EARNINGS NEGATIVE 8/10
Orchid Pharma Reports Q3 Net Loss of ₹12.6 Cr; Revenue Dips to ₹207 Cr
Orchid Pharma reported a consolidated net loss of ₹12.61 crore for the quarter ended December 31, 2025, a sharp reversal from a profit of ₹20.78 crore in the same period last year. Revenue from operations declined by 4.6% YoY to ₹207.27 crore. The bottom line was significantly impacted by an exceptional item of ₹7.11 crore related to the implementation of New Labour Codes and higher employee benefit expenses. The company is also in the process of merging its holding company, Dhanuka Laboratories, with the next NCLT hearing scheduled for March 2026.
Key Highlights
Consolidated revenue decreased to ₹207.27 crore in Q3 FY26 from ₹217.34 crore in Q3 FY25. Reported a consolidated net loss of ₹12.61 crore versus a profit of ₹20.78 crore in the year-ago quarter. Exceptional charge of ₹7.11 crore recognized due to past service costs under the New Labour Codes effective November 2025. Consolidated EPS fell to ₹(2.49) from ₹4.10 YoY. Utilized ₹332.56 crore of QIP proceeds for debt repayment and expansion, with ₹61.98 crore remaining for the Jammu facility.

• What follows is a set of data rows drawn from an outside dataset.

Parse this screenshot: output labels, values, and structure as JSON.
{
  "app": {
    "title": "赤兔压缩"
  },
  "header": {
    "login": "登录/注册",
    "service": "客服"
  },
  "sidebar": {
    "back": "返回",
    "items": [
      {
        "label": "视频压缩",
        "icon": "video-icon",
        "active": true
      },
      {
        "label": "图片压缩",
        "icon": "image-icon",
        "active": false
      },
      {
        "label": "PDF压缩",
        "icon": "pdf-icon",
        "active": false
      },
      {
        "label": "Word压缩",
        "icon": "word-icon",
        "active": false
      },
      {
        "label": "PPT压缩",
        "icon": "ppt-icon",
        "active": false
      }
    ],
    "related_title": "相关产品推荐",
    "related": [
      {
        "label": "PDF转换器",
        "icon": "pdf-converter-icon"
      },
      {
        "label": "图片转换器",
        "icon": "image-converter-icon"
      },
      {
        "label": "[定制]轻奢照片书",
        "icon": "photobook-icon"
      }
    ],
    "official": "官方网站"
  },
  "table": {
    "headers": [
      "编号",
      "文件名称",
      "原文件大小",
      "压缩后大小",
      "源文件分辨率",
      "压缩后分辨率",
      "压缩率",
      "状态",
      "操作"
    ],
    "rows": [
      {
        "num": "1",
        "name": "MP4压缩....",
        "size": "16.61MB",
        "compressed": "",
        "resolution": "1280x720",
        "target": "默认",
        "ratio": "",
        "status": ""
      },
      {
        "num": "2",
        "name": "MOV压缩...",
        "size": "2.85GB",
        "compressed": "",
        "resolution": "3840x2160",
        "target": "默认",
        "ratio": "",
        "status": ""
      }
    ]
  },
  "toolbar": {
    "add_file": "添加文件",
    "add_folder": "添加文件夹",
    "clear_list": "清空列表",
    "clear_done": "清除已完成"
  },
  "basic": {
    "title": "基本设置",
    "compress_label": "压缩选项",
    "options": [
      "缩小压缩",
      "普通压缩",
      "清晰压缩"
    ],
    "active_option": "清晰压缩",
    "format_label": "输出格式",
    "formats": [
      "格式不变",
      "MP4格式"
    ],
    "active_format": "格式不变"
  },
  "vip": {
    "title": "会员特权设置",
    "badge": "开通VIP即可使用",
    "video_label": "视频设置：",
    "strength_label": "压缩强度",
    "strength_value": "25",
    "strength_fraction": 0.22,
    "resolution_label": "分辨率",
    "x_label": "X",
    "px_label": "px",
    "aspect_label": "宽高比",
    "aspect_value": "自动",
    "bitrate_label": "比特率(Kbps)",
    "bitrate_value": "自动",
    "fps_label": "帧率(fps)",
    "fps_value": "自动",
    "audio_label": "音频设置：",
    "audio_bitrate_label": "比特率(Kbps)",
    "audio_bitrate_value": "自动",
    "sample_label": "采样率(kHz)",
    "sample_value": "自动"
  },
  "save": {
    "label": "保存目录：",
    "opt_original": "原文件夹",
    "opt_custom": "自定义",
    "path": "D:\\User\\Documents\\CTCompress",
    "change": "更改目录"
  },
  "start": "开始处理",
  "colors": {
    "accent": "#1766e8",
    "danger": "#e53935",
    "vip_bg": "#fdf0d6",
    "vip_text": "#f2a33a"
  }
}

💼 Action for Investors Investors should exercise caution as the company has swung into a loss with declining year-on-year revenues. Key monitorables include the completion of the merger with Dhanuka Laboratories and the operationalization of the new Jammu manufacturing facility.
EARNINGS NEGATIVE 8/10
Orchid Pharma Q3 Results: Reports Consolidated Net Loss of ₹12.6 Cr; Revenue Dips 4.6% YoY
Orchid Pharma Limited reported a weak performance for the quarter ended December 31, 2025, swinging to a consolidated net loss of ₹12.61 crore from a profit of ₹20.78 crore in the year-ago period. Consolidated revenue from operations declined to ₹207.27 crore, down from ₹217.34 crore in Q3 FY25. The results were further weighed down by an exceptional item of ₹7.11 crore related to employee benefit obligations under the New Labour Codes. On the corporate front, the company's merger with its holding company, Dhanuka Laboratories, is progressing through the NCLT process.
Key Highlights
Consolidated revenue from operations decreased by 4.6% YoY to ₹207.27 crore. Reported a consolidated net loss of ₹12.61 crore compared to a net profit of ₹20.78 crore in Q3 FY25. Exceptional item of ₹7.11 crore recognized as past service cost due to the implementation of New Labour Codes. Utilized ₹332.56 crore of QIP proceeds, with ₹195.46 crore directed toward debt repayment. Amalgamation with Dhanuka Laboratories Limited is pending NCLT approval, with the next hearing on March 02, 2026.
💼 Action for Investors Investors should be cautious given the swing to a net loss and declining revenue; focus should remain on the successful integration of the upcoming merger and the operationalization of the Jammu manufacturing facility.